出来事としては31年6か月ぶり。物心はとっくについていた時代のこととはいえ、自分自身が投資をできるようになったときには、そんな時代は遥か昔。
ITバブルがはじけ、取り戻しかけた頃にリーマンショックに襲われ、さらに東日本大震災が直撃・・・と、長らく低空飛行を続ける株価表示を眺めていた頃は、まさか生きている間に再びこの大台を超える光景を目にすることになるとは、夢にも思わなかった。
そして今日、再び驚かされたのは、株価刺激材料だった決算発表ラッシュが一段落息つき、30000円の心理的な節目を挟んでしばらく拮抗状態が続くのでは・・・?と思われていた矢先の再びの「急騰」である。
一時記録した最高値は30,714円52銭。最後の30分くらいで何とか正気を取り戻した感じはあったものの、それでも終値は前日比383円60銭高の30,467円75銭。
ここ一週間くらいは、一日の値幅が30,000円を挟んで30,221円77銭~29,515円76銭、と比較的大きかった「1990年8月3日」のレンジの中で株価が推移していたのだが*1、とうとうそれも突き抜け、時代は
1990年8月2日
へと1日遡った。
イラクが国境を超えてクウェートに侵攻し、今は亡きサダム・フセインが、世界の寵児となった日。その後の日本の政治社会にも大きなインパクトを与えた「湾岸戦争」始まりの日でもある。
起きていることだけ見れば大きくは変わっていないように思えてしまうかもしれないが、振り返って見比べると、世界の権力の源も各地域のパワーバランスも一つ一つの国の指導者の顔ぶれも、実にこの間、大きな変容を遂げているわけで、だからこそ、それだけの間、ぽっかりと空いていた窓を埋めた、ということの重大さを感じずにはいられない。
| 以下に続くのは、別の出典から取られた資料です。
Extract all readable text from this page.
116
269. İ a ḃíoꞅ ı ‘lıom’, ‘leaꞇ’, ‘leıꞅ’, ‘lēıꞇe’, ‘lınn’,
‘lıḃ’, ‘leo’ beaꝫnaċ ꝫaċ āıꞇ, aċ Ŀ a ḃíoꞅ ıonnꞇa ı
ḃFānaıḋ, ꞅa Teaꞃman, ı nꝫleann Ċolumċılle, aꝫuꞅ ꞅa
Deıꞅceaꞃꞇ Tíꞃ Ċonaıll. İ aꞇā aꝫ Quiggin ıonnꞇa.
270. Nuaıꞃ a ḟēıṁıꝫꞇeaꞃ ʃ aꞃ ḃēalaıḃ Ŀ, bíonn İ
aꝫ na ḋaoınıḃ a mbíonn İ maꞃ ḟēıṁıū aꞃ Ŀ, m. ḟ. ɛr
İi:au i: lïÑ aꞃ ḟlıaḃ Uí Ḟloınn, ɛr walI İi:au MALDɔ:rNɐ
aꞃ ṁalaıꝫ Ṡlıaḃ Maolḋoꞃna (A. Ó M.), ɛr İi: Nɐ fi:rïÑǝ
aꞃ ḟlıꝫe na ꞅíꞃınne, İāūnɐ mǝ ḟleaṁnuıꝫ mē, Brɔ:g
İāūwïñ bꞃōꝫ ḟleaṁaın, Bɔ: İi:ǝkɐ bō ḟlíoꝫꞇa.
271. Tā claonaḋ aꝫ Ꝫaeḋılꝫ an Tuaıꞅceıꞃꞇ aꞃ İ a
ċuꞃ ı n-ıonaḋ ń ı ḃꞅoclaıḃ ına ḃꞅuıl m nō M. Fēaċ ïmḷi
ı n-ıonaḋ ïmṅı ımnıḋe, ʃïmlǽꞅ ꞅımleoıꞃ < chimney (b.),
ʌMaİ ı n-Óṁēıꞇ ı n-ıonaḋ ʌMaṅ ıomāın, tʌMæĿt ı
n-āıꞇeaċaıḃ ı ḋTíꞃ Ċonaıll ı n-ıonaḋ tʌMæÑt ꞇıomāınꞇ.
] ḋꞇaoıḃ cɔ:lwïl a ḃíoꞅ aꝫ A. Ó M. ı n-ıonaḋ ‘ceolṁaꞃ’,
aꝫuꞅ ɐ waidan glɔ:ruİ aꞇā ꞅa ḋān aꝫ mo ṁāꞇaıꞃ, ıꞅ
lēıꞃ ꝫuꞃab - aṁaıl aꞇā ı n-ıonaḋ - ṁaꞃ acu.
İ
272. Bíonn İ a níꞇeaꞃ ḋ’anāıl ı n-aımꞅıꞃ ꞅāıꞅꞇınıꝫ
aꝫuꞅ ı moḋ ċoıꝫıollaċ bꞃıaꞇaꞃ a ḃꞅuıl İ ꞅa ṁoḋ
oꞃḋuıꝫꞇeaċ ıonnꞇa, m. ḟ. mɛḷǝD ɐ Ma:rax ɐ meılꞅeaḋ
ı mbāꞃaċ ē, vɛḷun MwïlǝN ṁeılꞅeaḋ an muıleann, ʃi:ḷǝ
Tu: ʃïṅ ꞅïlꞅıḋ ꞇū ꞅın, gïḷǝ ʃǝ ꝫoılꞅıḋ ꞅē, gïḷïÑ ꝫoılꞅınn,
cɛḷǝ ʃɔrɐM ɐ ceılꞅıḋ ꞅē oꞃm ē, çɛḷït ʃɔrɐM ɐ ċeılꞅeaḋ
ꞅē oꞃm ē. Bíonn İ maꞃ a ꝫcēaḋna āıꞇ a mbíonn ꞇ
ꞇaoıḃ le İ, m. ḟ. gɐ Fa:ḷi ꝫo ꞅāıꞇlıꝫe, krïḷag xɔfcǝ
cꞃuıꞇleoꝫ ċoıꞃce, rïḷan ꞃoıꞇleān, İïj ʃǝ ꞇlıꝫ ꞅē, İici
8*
そして、今日の高値からさらに650円超上昇すれば、さらにひと月、カレンダーを巻き戻すことになるわけで、それがまた、雷鳥を探して山を歩き回った、とか、その時の写真をネタにして・・・とかいう青春の記憶の一ページを蘇らせてくれるのかと思うと、もういてもたってもいられなくなる。
もちろん、これだけ過熱した状況を見てしまうと、高揚感よりも不安の方がどうしても先に立つ。
確かに、昨日まで続いていた決算発表ラッシュの中でも、増収増益、それまで行かなくても上方修正、という会社は非常に多かったのだが、それでもまだ半分くらいの会社は前年までの収益、利益を取り戻せていない。
それなりに長い経験の中で、市場を動かすのはファンダメンタルではなくモメンタムだ、という鉄則は十分理解していたつもりだし、
「日経平均30,000円台、というフレーズには恐怖の記憶しかない」
という世代の人々のような30数年前のトラウマが染みついているわけでもない*2。
ただ、それでも、「最高益を更新して跳ねる」、「減収減益でも上方修正したから跳ねる」、「何一つ良い材料は出てないけど、”悪材料出尽くし感”で跳ねる」といった、ある意味、至るところで沸き立ち過ぎた値動きを見てしまうと、到底心穏やかではいられない。
既に”崩れる”兆候もいろんなところで出てきていて、これまで慎重な論調が強かった日経紙でさえ、今朝の朝刊には、「3万8000円台も」なんていうアナリストの浮き上がった予想が出てきているし、しばらく市場のパフォーマンスを上回る水準で含み益を増やしてきた自分のポートフォリオも足を引っ張る銘柄がチラホラ出てきたせいか、ここのところ6日連続でアンダーパフォーム、今日はとうとう僅かながら前日比マイナス、という状況になっている。
まぁおそらく、いつものありがちな話で、ここしばらくの自制心が限界に達し、3月末基準日の配当取りのつもりで比較的値が張る銘柄を買いに行った瞬間に、膨らみ過ぎた風船が破裂してたちまち含み損・・・というパターンかな、と思ったりもするのだが、賢明なる当ブログ読者の皆様は決して真似をされることなく、このまま相場が高値を更新し続けたら、手持ち資金を余したまま買いそびれて途方に暮れる筆者の姿を、逆に奈落に堕ちたらピカピカの銘柄の含み損を抱えて頭を抱える筆者の姿を思い浮かべて楽しんでいただければ幸いである。
*1:チキンレースの末に辿り着いた31年前の夏。 - 企業法務戦士の雑感 ~Season2~の記事参照。
*2:今週に入ってたまたまその辺の世代の方々と話す機会が多かったのだが、概ね共通した見解だった。「財」を失った記憶というのは、生涯残り続けるもののようである。